Modules:
georeader/readers/ee_image.py(539 LOC)
georeader/readers/ee_query.py(589 LOC)
georeader/readers/ee_utils.py(58 LOC)Role: export raster data from Google Earth Engine into
GeoTensors, handling GEE’s request-size limits through recursive tile splitting and parallel downloads.
1. Why this module exists¶
Google Earth Engine is the standard cloud platform for petabyte-scale remote-sensing analytics — it hosts every major archive (Landsat, Sentinel, MODIS, dozens more) and provides a JavaScript / Python API for server-side computation. But: GEE export is constrained.
ee.data.computePixels()andee.data.getPixels()cap requests at ~32 MB per call.A modest AOI at 10 m resolution easily exceeds this.
Manually splitting and stitching is annoying and the source of countless duct-tape scripts.

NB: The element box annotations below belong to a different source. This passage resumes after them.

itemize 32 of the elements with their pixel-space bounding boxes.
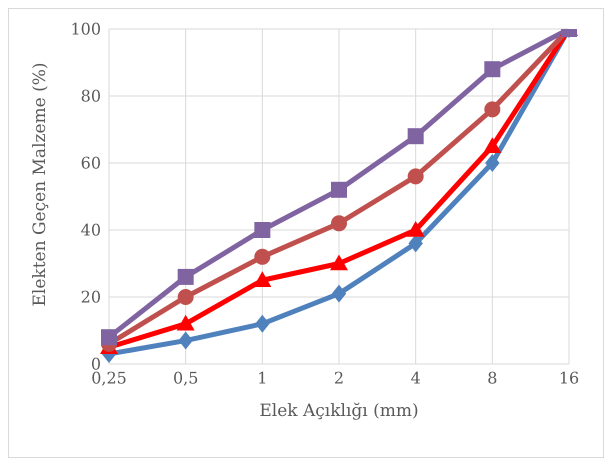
point bbox=[255, 314, 270, 333]
point bbox=[101, 329, 117, 346]
point bbox=[178, 268, 194, 285]
point bbox=[330, 254, 348, 270]
point bbox=[331, 182, 347, 198]
point bbox=[178, 332, 193, 350]
y-axis-title: Elekten Geçen Malzeme (%) bbox=[30, 62, 50, 306]
point bbox=[332, 284, 346, 303]
y-tick-label: 60 bbox=[80, 154, 101, 173]
x-axis-title: Elek Açıklığı (mm) bbox=[259, 401, 419, 421]
point bbox=[406, 221, 425, 237]
y-tick-label: 40 bbox=[80, 220, 101, 240]
y-tick-label: 80 bbox=[80, 86, 101, 106]
point bbox=[485, 154, 500, 172]
point bbox=[331, 215, 347, 232]
point bbox=[408, 168, 424, 184]
y-tick-label: 100 bbox=[70, 20, 101, 39]
point bbox=[178, 289, 194, 305]
point bbox=[483, 137, 502, 153]
point bbox=[176, 314, 195, 331]
x-tick-label: 1 bbox=[257, 368, 268, 388]
point bbox=[484, 101, 500, 118]
x-tick-label: 4 bbox=[410, 368, 421, 388]
point bbox=[254, 222, 270, 238]
x-tick-label: 16 bbox=[558, 368, 580, 388]
x-tick-label: 2 bbox=[334, 368, 344, 388]
point bbox=[408, 128, 424, 144]
x-tick-label: 8 bbox=[487, 368, 498, 388]
x-tick-label: 0,5 bbox=[172, 368, 198, 388]
point bbox=[484, 61, 500, 78]
point bbox=[254, 248, 270, 265]
y-tick-label: 20 bbox=[80, 288, 101, 307]
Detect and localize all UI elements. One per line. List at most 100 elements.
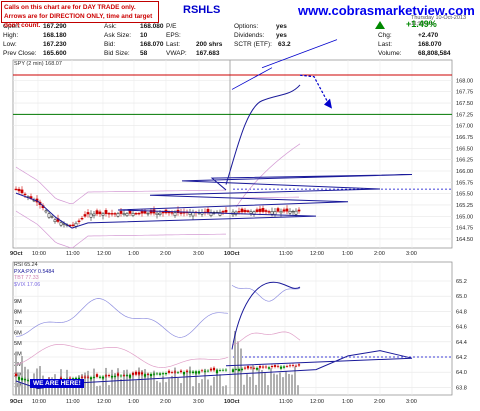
pxa-candle [267, 367, 271, 369]
price-candle [110, 213, 114, 215]
time-axis-tick: 3:00 [406, 251, 417, 257]
vix-line [16, 298, 229, 338]
quote-label: Ask: [104, 23, 117, 30]
volume-bar [264, 373, 266, 395]
volume-bar [255, 384, 257, 395]
time-axis-tick: 12:00 [97, 251, 111, 257]
pxa-candle [258, 366, 262, 368]
time-axis-tick: 2:00 [374, 251, 385, 257]
price-candle [221, 211, 225, 213]
volume-bar [144, 369, 146, 395]
price-candle [20, 189, 24, 194]
volume-bar [204, 368, 206, 395]
price-candle [128, 210, 132, 214]
price-candle [179, 212, 183, 214]
ticker-symbol: RSHLS [183, 4, 221, 16]
volume-bar [108, 385, 110, 395]
volume-bar [186, 371, 188, 395]
volume-bar [276, 374, 278, 395]
price-axis-tick: 164.75 [456, 226, 473, 232]
volume-bar [57, 381, 59, 395]
pxa-candle [294, 365, 298, 367]
pxa-candle [89, 377, 93, 380]
quote-value: yes [276, 23, 287, 30]
price-candle [246, 210, 250, 213]
volume-bar [210, 385, 212, 395]
quote-value: 168.070 [418, 41, 442, 48]
time-axis-tick: 3:00 [193, 251, 204, 257]
price-axis-tick: 165.25 [456, 203, 473, 209]
pxa-candle [20, 378, 24, 381]
pxa-candle [215, 370, 219, 374]
price-candle [218, 211, 222, 216]
pxa-candle [285, 366, 289, 367]
volume-bar [111, 369, 113, 395]
moving-average-line [15, 174, 413, 229]
upper-band-line [233, 196, 299, 199]
pxa-candle [234, 369, 238, 370]
quote-value: 200 shrs [196, 41, 223, 48]
volume-bar [168, 378, 170, 395]
pxa-candle [194, 371, 198, 374]
volume-bar [171, 375, 173, 395]
price-candle [255, 209, 259, 212]
pxa-candle [23, 379, 27, 381]
pxa-candle [182, 372, 186, 375]
pxa-candle [170, 372, 174, 373]
indicator-axis-tick: 64.0 [456, 370, 467, 376]
quote-value: 168.070 [140, 41, 164, 48]
pxa-candle [231, 369, 235, 372]
volume-bar [195, 371, 197, 395]
volume-bar [84, 372, 86, 395]
price-axis-tick: 166.75 [456, 135, 473, 141]
quote-value: 68,808,584 [418, 50, 451, 57]
price-candle [134, 213, 138, 215]
pxa-candle [206, 370, 210, 372]
indicator-axis-tick: 64.2 [456, 355, 467, 361]
volume-bar [159, 382, 161, 395]
volume-bar [189, 366, 191, 395]
price-candle [288, 210, 292, 214]
price-candle [116, 213, 120, 217]
pxa-candle [212, 367, 216, 371]
price-candle [291, 210, 295, 213]
pxa-candle [197, 371, 201, 374]
quote-label: Bid: [104, 41, 116, 48]
price-candle [270, 211, 274, 215]
time-axis-tick: 1:00 [342, 251, 353, 257]
pxa-candle [137, 372, 141, 375]
volume-bar [243, 384, 245, 395]
volume-bar [21, 356, 23, 395]
time-axis-tick: 3:00 [193, 399, 204, 405]
pxa-candle [14, 373, 18, 376]
time-axis-tick: 11:00 [279, 399, 293, 405]
pxa-candle [101, 376, 105, 379]
price-candle [279, 211, 283, 214]
volume-bar [285, 371, 287, 395]
volume-bar [270, 368, 272, 395]
quote-value: 167.683 [196, 50, 220, 57]
quote-label: P/E [166, 23, 177, 30]
volume-bar [219, 374, 221, 395]
price-candle [122, 213, 126, 215]
quote-value: 168.080 [140, 23, 164, 30]
quote-label: Bid Size: [104, 50, 130, 57]
time-axis-tick: 12:00 [97, 399, 111, 405]
quote-label: VWAP: [166, 50, 187, 57]
time-axis-tick: 11:00 [279, 251, 293, 257]
price-candle [23, 193, 27, 196]
price-candle [206, 208, 210, 213]
volume-bar [162, 375, 164, 395]
pxa-candle [276, 365, 280, 367]
price-candle [276, 208, 280, 212]
volume-bar [63, 384, 65, 395]
site-link[interactable]: www.cobrasmarketview.com [298, 3, 475, 18]
quote-label: High: [3, 32, 19, 39]
tbt-line [15, 344, 229, 368]
pxa-candle [218, 369, 222, 371]
price-axis-tick: 165.00 [456, 214, 473, 220]
indicator-axis-tick: 64.6 [456, 325, 467, 331]
time-axis-tick: 1:00 [342, 399, 353, 405]
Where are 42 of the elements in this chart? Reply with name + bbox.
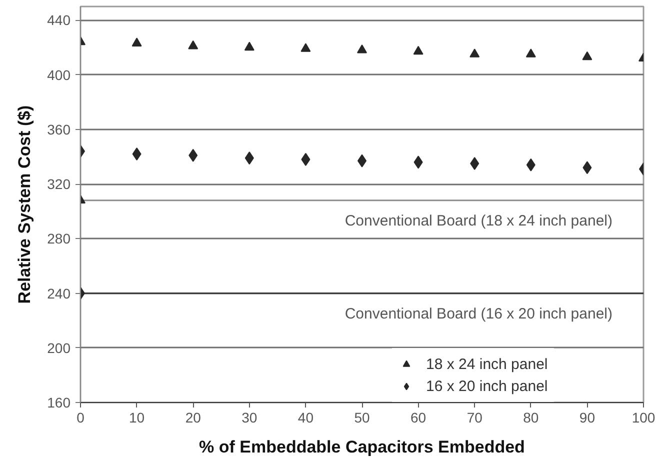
x-tick-label: 100 bbox=[632, 410, 656, 426]
y-tick-label: 280 bbox=[47, 230, 71, 247]
x-tick-label: 10 bbox=[129, 410, 145, 426]
point bbox=[470, 157, 480, 170]
point bbox=[244, 42, 254, 51]
point bbox=[526, 158, 536, 172]
point bbox=[301, 152, 310, 166]
y-tick-label: 200 bbox=[47, 340, 71, 356]
point bbox=[300, 43, 311, 52]
point bbox=[414, 156, 423, 169]
point bbox=[470, 48, 480, 58]
x-tick-label: 80 bbox=[523, 410, 539, 426]
x-tick-label: 30 bbox=[242, 410, 258, 426]
x-tick-label: 0 bbox=[76, 410, 85, 426]
y-tick-label: 320 bbox=[47, 176, 71, 192]
x-axis-title: % of Embeddable Capacitors Embedded bbox=[199, 438, 525, 456]
x-tick-label: 50 bbox=[354, 410, 370, 426]
x-tick-label: 90 bbox=[579, 410, 596, 426]
point bbox=[357, 44, 367, 54]
point bbox=[188, 148, 198, 162]
y-tick-label: 440 bbox=[47, 12, 71, 28]
point bbox=[132, 38, 142, 46]
point bbox=[526, 48, 536, 58]
point bbox=[413, 46, 424, 55]
y-tick-label: 360 bbox=[47, 121, 71, 138]
y-tick-label: 240 bbox=[47, 285, 71, 302]
ref-line-label: Conventional Board (16 x 20 inch panel) bbox=[344, 305, 613, 322]
legend-label: 16 x 20 inch panel bbox=[426, 378, 548, 394]
x-tick-label: 40 bbox=[298, 410, 314, 426]
x-tick-label: 20 bbox=[185, 410, 202, 426]
point bbox=[132, 147, 142, 160]
point bbox=[188, 40, 198, 50]
point bbox=[582, 51, 592, 60]
y-axis-title: Relative System Cost ($) bbox=[15, 105, 34, 304]
point bbox=[582, 161, 592, 174]
legend-label: 18 x 24 inch panel bbox=[426, 356, 548, 372]
y-tick-label: 400 bbox=[47, 66, 71, 83]
y-tick-label: 160 bbox=[47, 394, 71, 410]
point bbox=[244, 152, 254, 165]
x-tick-label: 60 bbox=[410, 410, 426, 426]
x-tick-label: 70 bbox=[466, 410, 483, 426]
ref-line-label: Conventional Board (18 x 24 inch panel) bbox=[344, 212, 613, 230]
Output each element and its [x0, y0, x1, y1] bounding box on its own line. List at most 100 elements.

This module’s job is to take any ee.Image and any AOI, and return a GeoTensor — splitting and parallelising the GEE calls automatically, no matter how large.
2. The export workflow¶
┌─────────────────────────────────────────────────────────────────────────┐
│ GEE EXPORT WORKFLOW │
│ │
│ User Request │
│ ┌──────────────────┐ │
│ │ export_image() │ │
│ │ - ee.Image │ │
│ │ - geometry │ │
│ │ - bands │ │
│ └────────┬─────────┘ │
│ │ │
│ ▼ │
│ ┌──────────────────────────────────────────────────────────┐ │
│ │ Try ee.data.computePixels() / ee.data.getPixels() │ │
│ │ (Limited to ~32MB per request) │ │
│ └────────┬─────────────────────────────────┬───────────────┘ │
│ │ Success │ "Total request size" │
│ ▼ ▼ error │
│ ┌──────────────────┐ ┌──────────────────────────┐ │
│ │ Return GeoTensor │ │ RECURSIVE TILE SPLITTING │ │
│ └──────────────────┘ │ │ │
│ │ ┌────┬────┐ │ │
│ │ │ Q1 │ Q2 │ Split into │ │
│ │ ├────┼────┤ 4 quadrants │ │
│ │ │ Q3 │ Q4 │ │ │
│ │ └────┴────┘ │ │
│ │ │ │ │
│ │ ▼ │ │
│ │ Process each in │ │
│ │ parallel (ThreadPool) │ │
│ │ │ │ │
│ │ ▼ │ │
│ │ spatial_mosaic() │ │
│ │ to combine tiles │ │
│ └──────────────────────────┘ │
│ │ │
│ ▼ │
│ ┌──────────────────┐ │
│ │ Return GeoTensor │ │
│ └──────────────────┘ │
│ │
└─────────────────────────────────────────────────────────────────────────┘The recursion logic:
Try the full request via
ee.data.computePixels().If GEE returns a “Total request size” error, split the bbox into 4 quadrants.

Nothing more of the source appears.